MeridianLink is looking to hire a Principal Data Engineer to design, build, implement, and maintain data processing pipelines for the extraction, transformation, and loading (ETL) of data from a variety of data sources. The role will develop robust and scalable solutions that transform data into a useful format for analysis, enhance data flow, and enable end-users to consume and analyze data faster and easier.
Requirements
- Deep expertise in Python, SQL, and distributed processing frameworks like Apache Spark, Databricks, Snowflake, Redshift, BigQuery.
- Proven experience with cloud-based data platforms (preferably AWS or Azure).
- Hands-on experience with data orchestration tools (e.g., Airflow, dbt) and data warehouses (e.g., Databricks, Snowflake, Redshift, BigQuery).
- Strong understanding of data security, privacy, and compliance within a financial services context.
- Experience working with structured and semi-structured data (e.g., Delta, JSON, Parquet, Avro) at scale.
- Familiarity with modelling datasets in Salesforce, Netsuite and Anaplan to solve business use cases required.
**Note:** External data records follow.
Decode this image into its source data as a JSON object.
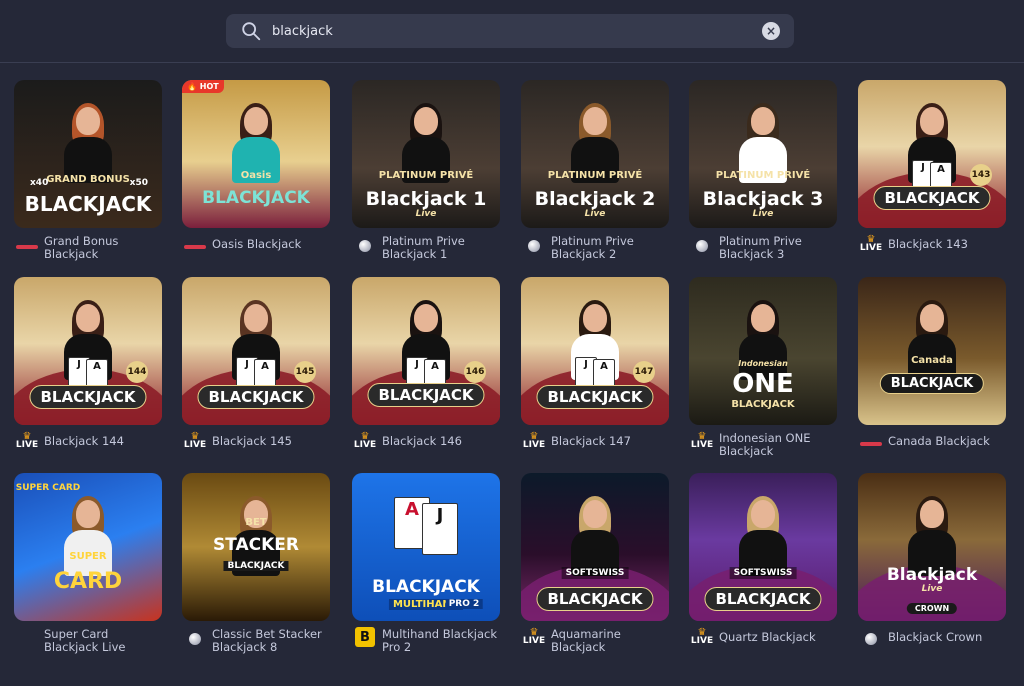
{
  "search": {
    "value": "blackjack",
    "icon": "search-icon",
    "clear_icon": "close-icon"
  },
  "games": [
    {
      "name": "Grand Bonus Blackjack",
      "provider": "evolution",
      "lines": [
        "Grand Bonus",
        "Blackjack"
      ],
      "badge": "",
      "thumb": {
        "title": "BLACKJACK",
        "sub": "GRAND BONUS",
        "x1": "x40",
        "x2": "x50"
      }
    },
    {
      "name": "Oasis Blackjack",
      "provider": "evolution",
      "lines": [
        "Oasis Blackjack"
      ],
      "badge": "HOT",
      "thumb": {
        "title": "BLACKJACK",
        "sub": "Oasis"
      }
    },
    {
      "name": "Platinum Prive Blackjack 1",
      "provider": "spin",
      "lines": [
        "Platinum Prive",
        "Blackjack 1"
      ],
      "badge": "",
      "thumb": {
        "title": "Blackjack 1",
        "sub": "PLATINUM PRIVÉ",
        "tag": "Live"
      }
    },
    {
      "name": "Platinum Prive Blackjack 2",
      "provider": "spin",
      "lines": [
        "Platinum Prive",
        "Blackjack 2"
      ],
      "badge": "",
      "thumb": {
        "title": "Blackjack 2",
        "sub": "PLATINUM PRIVÉ",
        "tag": "Live"
      }
    },
    {
      "name": "Platinum Prive Blackjack 3",
      "provider": "spin",
      "lines": [
        "Platinum Prive",
        "Blackjack 3"
      ],
      "badge": "",
      "thumb": {
        "title": "Blackjack 3",
        "sub": "PLATINUM PRIVÉ",
        "tag": "Live"
      }
    },
    {
      "name": "Blackjack 143",
      "provider": "live",
      "lines": [
        "Blackjack 143"
      ],
      "badge": "",
      "thumb": {
        "title": "BLACKJACK",
        "num": "143"
      }
    },
    {
      "name": "Blackjack 144",
      "provider": "live",
      "lines": [
        "Blackjack 144"
      ],
      "badge": "",
      "thumb": {
        "title": "BLACKJACK",
        "num": "144"
      }
    },
    {
      "name": "Blackjack 145",
      "provider": "live",
      "lines": [
        "Blackjack 145"
      ],
      "badge": "",
      "thumb": {
        "title": "BLACKJACK",
        "num": "145"
      }
    },
    {
      "name": "Blackjack 146",
      "provider": "live",
      "lines": [
        "Blackjack 146"
      ],
      "badge": "",
      "thumb": {
        "title": "BLACKJACK",
        "num": "146"
      }
    },
    {
      "name": "Blackjack 147",
      "provider": "live",
      "lines": [
        "Blackjack 147"
      ],
      "badge": "",
      "thumb": {
        "title": "BLACKJACK",
        "num": "147"
      }
    },
    {
      "name": "Indonesian ONE Blackjack",
      "provider": "live",
      "lines": [
        "Indonesian ONE",
        "Blackjack"
      ],
      "badge": "",
      "thumb": {
        "title": "ONE",
        "sub": "BLACKJACK",
        "tag": "Indonesian"
      }
    },
    {
      "name": "Canada Blackjack",
      "provider": "evolution",
      "lines": [
        "Canada Blackjack"
      ],
      "badge": "",
      "thumb": {
        "title": "BLACKJACK",
        "sub": "Canada"
      }
    },
    {
      "name": "Super Card Blackjack Live",
      "provider": "none",
      "lines": [
        "Super Card",
        "Blackjack Live"
      ],
      "badge": "",
      "thumb": {
        "title": "CARD",
        "sub": "SUPER",
        "tag": "SUPER CARD"
      }
    },
    {
      "name": "Classic Bet Stacker Blackjack 8",
      "provider": "spin",
      "lines": [
        "Classic Bet Stacker",
        "Blackjack 8"
      ],
      "badge": "",
      "thumb": {
        "title": "STACKER",
        "sub": "BET",
        "tag": "BLACKJACK"
      }
    },
    {
      "name": "Multihand Blackjack Pro 2",
      "provider": "bgaming",
      "lines": [
        "Multihand Blackjack",
        "Pro 2"
      ],
      "badge": "",
      "thumb": {
        "title": "BLACKJACK",
        "sub": "MULTIHAND",
        "tag": "PRO 2",
        "c1": "A",
        "c2": "J"
      }
    },
    {
      "name": "Aquamarine Blackjack",
      "provider": "live",
      "lines": [
        "Aquamarine",
        "Blackjack"
      ],
      "badge": "",
      "thumb": {
        "title": "BLACKJACK",
        "sub": "SOFTSWISS"
      }
    },
    {
      "name": "Quartz Blackjack",
      "provider": "live",
      "lines": [
        "Quartz Blackjack"
      ],
      "badge": "",
      "thumb": {
        "title": "BLACKJACK",
        "sub": "SOFTSWISS"
      }
    },
    {
      "name": "Blackjack Crown",
      "provider": "spin",
      "lines": [
        "Blackjack Crown"
      ],
      "badge": "",
      "thumb": {
        "title": "Blackjack",
        "sub": "CROWN",
        "tag": "Live"
      }
    }
  ],
  "provider_labels": {
    "live": "LIVE",
    "bgaming": "B"
  }
}
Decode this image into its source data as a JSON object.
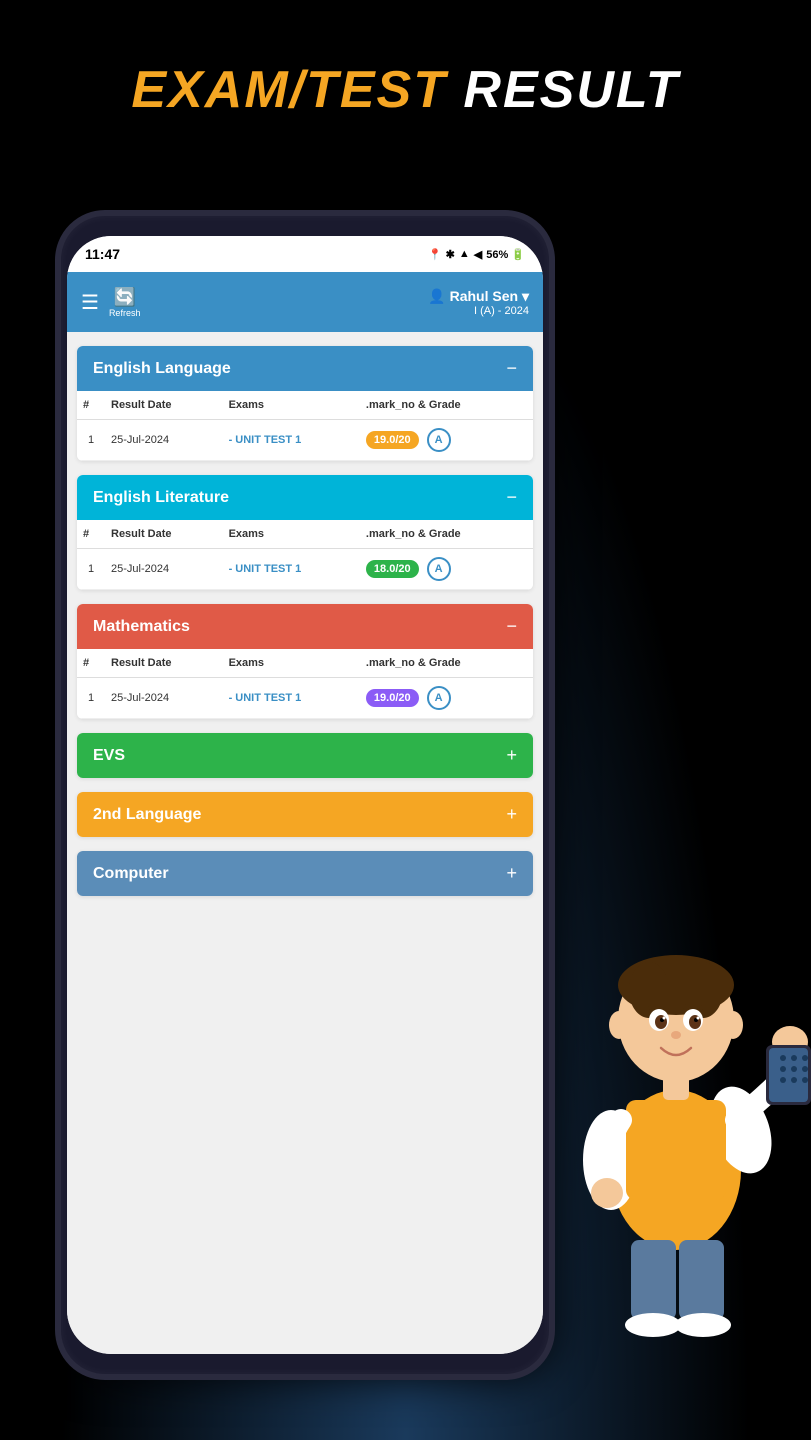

- Ability to assess unusual circumstances and uses sophisticated analytical and problem-solving techniques to identify the cause
Responsibilities
- design, build, implement, and maintain data processing pipelines for the extraction, transformation, and loading (ETL) of data from a variety of data sources
- lead the writing of complex SQL queries to support analytics needs
- developing technical tools and programming that leverage artificial intelligence, machine learning, and big-data techniques to cleanse, organize and transform data and to maintain, defend and update data structures and integrity on an automated basis
- evaluate and recommend tools and technologies for data infrastructure and processing
- Collaborate with engineers, data scientists, data analysts, product teams, and other stakeholders to translate business requirements to technical specifications and coded data pipelines
- work with tools, languages, data processing frameworks, and databases such as R, Python, SQL, Databricks, Spark, Delta, APIs
- Work with structured and unstructured data from a variety of data stores, such as data lakes, relational database management systems, and/or data warehouses
Other
- Ability to enhance relationships and networks with senior internal/external partners who are not familiar with the subject matter often requires persuasion
- Partner with stakeholders across engineering, finance, sales, and compliance to translate business requirements into reliable data models and workflows.
- Evaluate emerging technologies and lead POCs that shape the future of our data stack.
- Champion a culture of security, automation, and continuous delivery in all data workflows
- Bachelor's or master's degree in computer science, Engineering, or a related field.